Figure 1.6: Where PI and Framework Fit into the Platform Boot Flow

In addition, as time has elapsed, the specifications have evolved. Figure 1.7 is a timeline for the specifications and the implementations associated with them.

Figure 1.7: Specification and Codebase Timeline

Platform Trust/Security

Recall that PI allowed for business-to-business engagements between component providers and system builders. UEFI, on the other hand, has a broader set of participants. These include the operating system vendors that built the OS installers and UEFI-based runtimes; BIOS vendors who provide UEFI implementations; platform manufacturers, such as multi-national corporations who ship UEFI-compliant boards; independent software vendors who create UEFI applications and diagnostics; independent hardware vendors who create drivers for their adapter cards; and platform owners, whether a home PC user or corporate IT, who must administer the UEFI-based system.

PI differs from UEFI in the sense that the PI components are delivered under the authority of the platform manufacturer and are not typically extensible by third parties. UEFI, on the other hand, has a mutable file system partition, boot variables, a driver load list, support of discoverable option ROMs in host-bus adapters (HBAs), and so on. As such, PI and UEFI offer different issues with respect to security. Chapter 10 treats this topic in more detail, but in general, the security dimension of the respective domains include the following: PI must ensure that the PI elements are only updateable by the platform manufacturer, recovery, and PI is a secure implementation of UEFI features, including security; UEFI provides infrastructure to authenticate the user, validate the source and integrity of UEFI executables, network authentication and transport security, audit (including hardware-based measured boot), and administrative controls across UEFI policy objects, including write-protected UEFI variables.

A fusion of these security elements in a PI implementation is shown in Figure 1.8.

Figure 1.8: Trusted UEFI/PI stack

Embedded Systems: The New Challenge

As the UEFI took off and became pervasive, a new challenge has been taking shape in the form of the PC platform evolution to take on the embedded devices, more specifically the consumer electronic devices, with a completely different set of requirements driven by user experience factors like instant power-on for various embedded operating systems. Many of these operating systems required customized firmware with OS-specific firmware interfaces and did not fit well into the PC firmware ecosystem model.

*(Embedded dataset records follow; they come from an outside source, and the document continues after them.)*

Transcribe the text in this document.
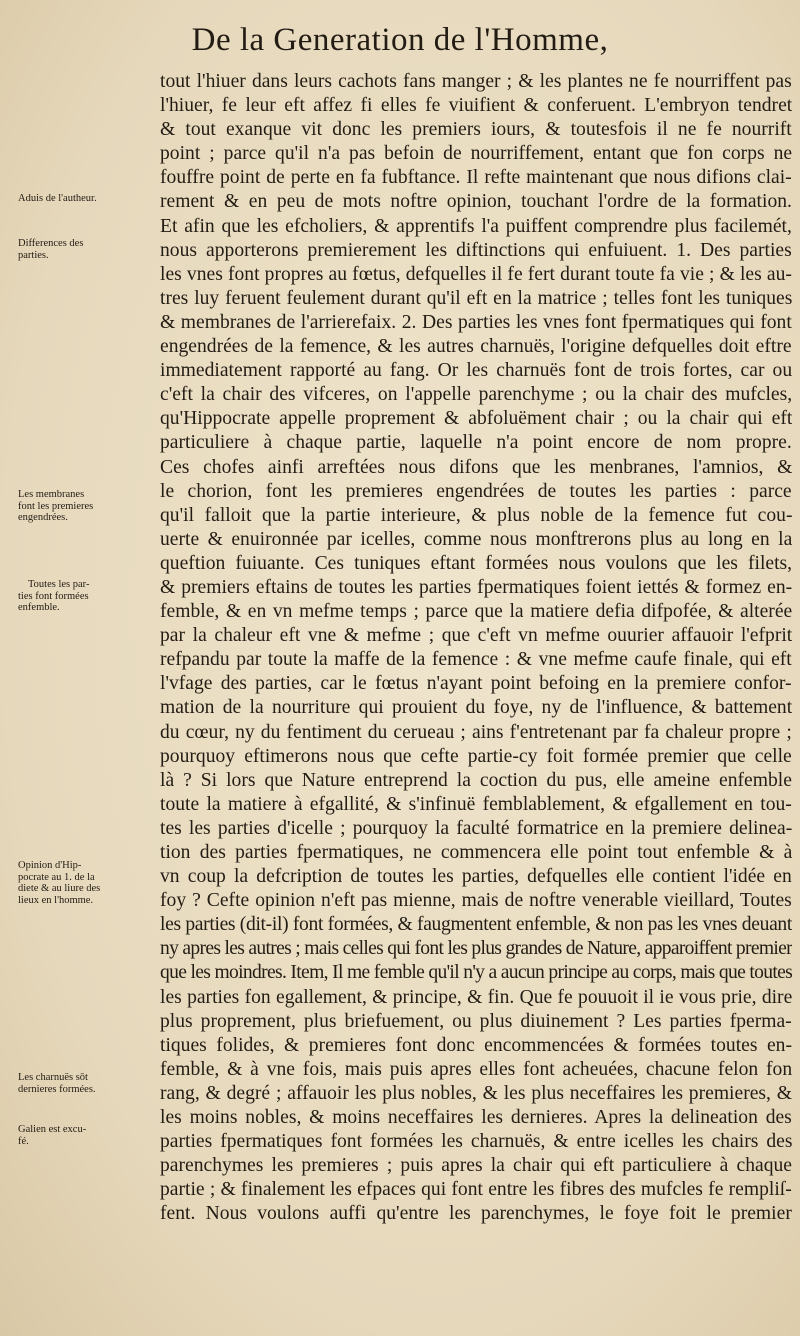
De la Generation de l'Homme,
tout l'hiuer dans leurs cachots fans manger ; & les plantes ne fe nourriffent pas
l'hiuer, fe leur eft affez fi elles fe viuifient & conferuent. L'embryon tendret
& tout exanque vit donc les premiers iours, & toutesfois il ne fe nourrift
point ; parce qu'il n'a pas befoin de nourriffement, entant que fon corps ne
fouffre point de perte en fa fubftance. Il refte maintenant que nous difions clai-
rement & en peu de mots noftre opinion, touchant l'ordre de la formation.
Et afin que les efcholiers, & apprentifs l'a puiffent comprendre plus facilemét,
nous apporterons premierement les diftinctions qui enfuiuent. 1. Des parties
les vnes font propres au fœtus, defquelles il fe fert durant toute fa vie ; & les au-
tres luy feruent feulement durant qu'il eft en la matrice ; telles font les tuniques
& membranes de l'arrierefaix. 2. Des parties les vnes font fpermatiques qui font
engendrées de la femence, & les autres charnuës, l'origine defquelles doit eftre
immediatement rapporté au fang. Or les charnuës font de trois fortes, car ou
c'eft la chair des vifceres, on l'appelle parenchyme ; ou la chair des mufcles,
qu'Hippocrate appelle proprement & abfoluëment chair ; ou la chair qui eft
particuliere à chaque partie, laquelle n'a point encore de nom propre.
Ces chofes ainfi arreftées nous difons que les menbranes, l'amnios, &
le chorion, font les premieres engendrées de toutes les parties : parce
qu'il falloit que la partie interieure, & plus noble de la femence fut cou-
uerte & enuironnée par icelles, comme nous monftrerons plus au long en la
queftion fuiuante. Ces tuniques eftant formées nous voulons que les filets,
& premiers eftains de toutes les parties fpermatiques foient iettés & formez en-
femble, & en vn mefme temps ; parce que la matiere defia difpofée, & alterée
par la chaleur eft vne & mefme ; que c'eft vn mefme ouurier affauoir l'efprit
refpandu par toute la maffe de la femence : & vne mefme caufe finale, qui eft
l'vfage des parties, car le fœtus n'ayant point befoing en la premiere confor-
mation de la nourriture qui prouient du foye, ny de l'influence, & battement
du cœur, ny du fentiment du cerueau ; ains f'entretenant par fa chaleur propre ;
pourquoy eftimerons nous que cefte partie-cy foit formée premier que celle
là ? Si lors que Nature entreprend la coction du pus, elle ameine enfemble
toute la matiere à efgallité, & s'infinuë femblablement, & efgallement en tou-
tes les parties d'icelle ; pourquoy la faculté formatrice en la premiere delinea-
tion des parties fpermatiques, ne commencera elle point tout enfemble & à
vn coup la defcription de toutes les parties, defquelles elle contient l'idée en
foy ? Cefte opinion n'eft pas mienne, mais de noftre venerable vieillard, Toutes
les parties (dit-il) font formées, & faugmentent enfemble, & non pas les vnes deuant
ny apres les autres ; mais celles qui font les plus grandes de Nature, apparoiffent premier
que les moindres. Item, Il me femble qu'il n'y a aucun principe au corps, mais que toutes
les parties fon egallement, & principe, & fin. Que fe pouuoit il ie vous prie, dire
plus proprement, plus briefuement, ou plus diuinement ? Les parties fperma-
tiques folides, & premieres font donc encommencées & formées toutes en-
femble, & à vne fois, mais puis apres elles font acheuées, chacune felon fon
rang, & degré ; affauoir les plus nobles, & les plus neceffaires les premieres, &
les moins nobles, & moins neceffaires les dernieres. Apres la delineation des
parties fpermatiques font formées les charnuës, & entre icelles les chairs des
parenchymes les premieres ; puis apres la chair qui eft particuliere à chaque
partie ; & finalement les efpaces qui font entre les fibres des mufcles fe rempliſ-
fent. Nous voulons auffi qu'entre les parenchymes, le foye foit le premier
Aduis de l'autheur.
Differences des
parties.
Les membranes
font les premieres
engendrées.
Toutes les par-
ties font formées
enfemble.
Opinion d'Hip-
pocrate au 1. de la
diete & au liure des
lieux en l'homme.
Les charnuës sōt
dernieres formées.
Galien est excu-
fé.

The challenge now is to make the embedded platform firmware have similar capabilities to the traditional model such as the being OS-agnostic, being scalable across different platform hardware, and being able to lessen the development time to port and to leverage the UEFI standards.

How the Boot Process Differs between a Normal Boot and an Optimized/Embedded Boot

Figure 1.9 indicates that between the normal boot and an optimized boot, there are no design differences from a UEFI architecture point of view. Optimizing a platform’s performance does not mean that one has to violate any of the design specifications. It should also be noted that to comply with UEFI, one does not need to encompass all of the standard PC architecture, but instead the design can limit itself to the components that are necessary for the initialization of the platform itself. Chapter 2 in the UEFI 2.6 specification does enumerate the various components and conditions that comprise UEFI compliance.

Figure 1.9: Architectural Boot Flow Comparison

Summary

We have provided some rationale in this chapter for the changes from Beyond BIOS: Implementing the Unified Extensible Firmware Interface with Intel’s Framework to Beyond BIOS: Implementing UEFI – the Unified Extensible Firmware Interface. These elements include the industry members’ ownership and governance of the UEFI specification. Beyond this sea change, the chapter describes the migration of Framework to PI and the evolution of PI over the former Framework feature set. In addition, the section describes the evolution of UEFI to UEFI 2.6 from UEFI 2.0 matter in the first edition. Finally, some of the codebase technology to help realize implementations of this technology was discussed.

So fasten your seatbelt and dive into a journey through industry standard firmware.